UN World Food Programme hails blockchain test a success
Colm Hebblethwaite
23 March 2017 THE BLOCK

 

The UN’s World Food Programme (WFP) has revealed that is testing the application of Blockchain to the way it provides assistance to those in need.

“Blockchain can revolutionise the way WFP delivers assistance to vulnerable families across the globe,” said Farman Ali, a WFP worker in the Karachi provincial office.

“It can bring us closer to the people we serve and allow us to respond much faster.”

So what exactly are the tests looking at?

MOVING TOWARDS CASH-BASED ASSISTANCE

The WFP has moved towards providing more direct cash assistance in areas where markets and services are functioning at a reasonable level.

Providing recipients with cash instead of food packages not only means that they can choose what food to purchase, but also lets them pump cash into the local economy.

The WFP’s Innovation Accelerator is looking at ways that cash transfers can be made in a fast, reliable and secure way while also being cost-efficient.

This is where blockchain enters the picture.

BUILDING BLOCKS

The first field test was held in January in Sindh province, Pakistan.

As families received food and cash assistance a public blockchain were used to authenticate and record all the transactions.
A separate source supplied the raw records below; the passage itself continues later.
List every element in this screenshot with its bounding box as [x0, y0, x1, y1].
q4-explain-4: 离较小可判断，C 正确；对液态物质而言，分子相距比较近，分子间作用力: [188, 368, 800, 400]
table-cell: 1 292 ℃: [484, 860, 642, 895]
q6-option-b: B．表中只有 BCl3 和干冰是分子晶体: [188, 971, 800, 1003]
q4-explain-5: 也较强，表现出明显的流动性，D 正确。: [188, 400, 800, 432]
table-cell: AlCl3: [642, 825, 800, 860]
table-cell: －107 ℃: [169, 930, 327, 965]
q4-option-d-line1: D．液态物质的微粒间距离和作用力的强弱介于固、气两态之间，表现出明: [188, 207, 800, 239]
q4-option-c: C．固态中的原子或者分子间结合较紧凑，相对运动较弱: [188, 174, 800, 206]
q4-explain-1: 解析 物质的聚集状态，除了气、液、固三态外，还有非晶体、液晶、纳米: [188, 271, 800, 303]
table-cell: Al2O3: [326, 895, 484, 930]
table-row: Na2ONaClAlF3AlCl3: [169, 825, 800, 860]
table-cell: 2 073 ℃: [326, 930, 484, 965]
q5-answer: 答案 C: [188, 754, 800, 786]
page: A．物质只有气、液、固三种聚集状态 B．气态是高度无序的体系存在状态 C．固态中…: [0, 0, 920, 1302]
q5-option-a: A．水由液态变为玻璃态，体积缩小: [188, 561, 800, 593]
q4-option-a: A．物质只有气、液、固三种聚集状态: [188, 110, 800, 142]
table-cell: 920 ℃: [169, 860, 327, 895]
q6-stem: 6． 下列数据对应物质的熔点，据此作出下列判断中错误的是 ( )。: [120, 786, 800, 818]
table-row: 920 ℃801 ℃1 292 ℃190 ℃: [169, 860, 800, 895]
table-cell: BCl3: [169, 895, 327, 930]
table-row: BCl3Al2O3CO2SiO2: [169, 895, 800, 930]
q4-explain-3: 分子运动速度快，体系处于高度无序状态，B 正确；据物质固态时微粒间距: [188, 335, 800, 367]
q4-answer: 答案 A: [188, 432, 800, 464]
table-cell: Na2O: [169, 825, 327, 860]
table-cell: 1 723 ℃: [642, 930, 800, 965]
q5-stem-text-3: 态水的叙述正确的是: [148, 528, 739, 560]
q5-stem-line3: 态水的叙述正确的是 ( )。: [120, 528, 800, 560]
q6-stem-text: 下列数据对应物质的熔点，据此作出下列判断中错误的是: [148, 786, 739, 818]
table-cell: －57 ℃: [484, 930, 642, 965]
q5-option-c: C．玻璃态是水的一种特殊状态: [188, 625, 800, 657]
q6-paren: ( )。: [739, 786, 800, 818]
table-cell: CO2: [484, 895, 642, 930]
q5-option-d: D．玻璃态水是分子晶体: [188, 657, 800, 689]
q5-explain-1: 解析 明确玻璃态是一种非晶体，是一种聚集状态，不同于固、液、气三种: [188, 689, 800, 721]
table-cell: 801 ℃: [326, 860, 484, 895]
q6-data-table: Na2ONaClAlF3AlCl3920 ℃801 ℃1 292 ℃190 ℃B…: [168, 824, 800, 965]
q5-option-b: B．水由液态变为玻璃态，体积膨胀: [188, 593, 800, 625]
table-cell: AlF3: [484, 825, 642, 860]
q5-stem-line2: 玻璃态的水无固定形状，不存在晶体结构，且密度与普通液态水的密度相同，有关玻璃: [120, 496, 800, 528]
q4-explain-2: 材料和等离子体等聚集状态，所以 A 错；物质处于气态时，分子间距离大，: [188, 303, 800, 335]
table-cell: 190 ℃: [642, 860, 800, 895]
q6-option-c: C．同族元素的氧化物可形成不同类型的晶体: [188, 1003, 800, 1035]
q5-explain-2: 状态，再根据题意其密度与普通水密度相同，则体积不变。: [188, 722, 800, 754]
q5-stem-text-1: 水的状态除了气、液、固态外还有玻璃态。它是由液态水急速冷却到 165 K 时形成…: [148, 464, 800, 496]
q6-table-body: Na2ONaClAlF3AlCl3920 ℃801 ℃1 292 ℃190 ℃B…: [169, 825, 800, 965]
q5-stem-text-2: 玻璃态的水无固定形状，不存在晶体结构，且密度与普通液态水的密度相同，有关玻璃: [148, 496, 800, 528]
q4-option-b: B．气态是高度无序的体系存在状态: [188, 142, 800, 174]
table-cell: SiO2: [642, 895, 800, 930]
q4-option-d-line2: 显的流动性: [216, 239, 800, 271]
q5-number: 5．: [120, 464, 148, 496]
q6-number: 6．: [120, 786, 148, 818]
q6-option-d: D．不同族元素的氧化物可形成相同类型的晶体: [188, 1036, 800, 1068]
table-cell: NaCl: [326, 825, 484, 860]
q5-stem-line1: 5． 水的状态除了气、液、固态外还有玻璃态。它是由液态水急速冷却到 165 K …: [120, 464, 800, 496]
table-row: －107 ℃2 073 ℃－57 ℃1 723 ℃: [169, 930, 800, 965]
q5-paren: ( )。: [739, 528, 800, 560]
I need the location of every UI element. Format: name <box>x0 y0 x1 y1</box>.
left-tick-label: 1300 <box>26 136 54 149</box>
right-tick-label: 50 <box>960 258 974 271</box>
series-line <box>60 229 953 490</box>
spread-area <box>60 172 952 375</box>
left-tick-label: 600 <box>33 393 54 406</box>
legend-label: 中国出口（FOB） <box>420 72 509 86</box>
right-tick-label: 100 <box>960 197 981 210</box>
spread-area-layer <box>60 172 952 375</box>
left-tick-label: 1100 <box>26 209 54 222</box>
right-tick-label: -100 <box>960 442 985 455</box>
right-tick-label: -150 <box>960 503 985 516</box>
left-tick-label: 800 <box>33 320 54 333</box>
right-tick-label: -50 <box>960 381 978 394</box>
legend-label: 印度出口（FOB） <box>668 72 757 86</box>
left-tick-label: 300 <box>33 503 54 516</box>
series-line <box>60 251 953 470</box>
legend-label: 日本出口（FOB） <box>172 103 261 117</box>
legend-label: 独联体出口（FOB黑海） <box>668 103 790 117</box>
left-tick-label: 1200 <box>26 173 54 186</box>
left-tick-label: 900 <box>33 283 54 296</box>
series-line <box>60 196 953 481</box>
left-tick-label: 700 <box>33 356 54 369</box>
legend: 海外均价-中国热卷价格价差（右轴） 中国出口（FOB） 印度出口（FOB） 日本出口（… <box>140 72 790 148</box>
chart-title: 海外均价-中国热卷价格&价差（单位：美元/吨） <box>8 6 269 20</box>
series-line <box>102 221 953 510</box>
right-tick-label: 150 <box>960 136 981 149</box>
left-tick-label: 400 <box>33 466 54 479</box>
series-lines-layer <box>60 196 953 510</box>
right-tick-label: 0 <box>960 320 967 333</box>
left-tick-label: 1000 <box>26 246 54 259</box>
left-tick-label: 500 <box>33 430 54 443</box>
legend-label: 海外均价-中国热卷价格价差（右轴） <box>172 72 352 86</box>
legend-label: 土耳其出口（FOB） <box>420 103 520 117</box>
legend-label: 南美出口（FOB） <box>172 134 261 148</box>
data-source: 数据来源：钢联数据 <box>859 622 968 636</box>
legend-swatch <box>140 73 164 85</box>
The blockchain worked through a smartphone interface, producing transaction reports that were used to match entitlement to disbursements.

The WFP highlights blockchain’s potential to allow faster intervention in environments that lack financial infrastructure. It also said it was monitoring the development of blockchain applications beyond cash-based transfers such as identity management and supply chain operations.

The field test was deemed a success and WFP is going to be undertaking a full-scale pilot in the coming months.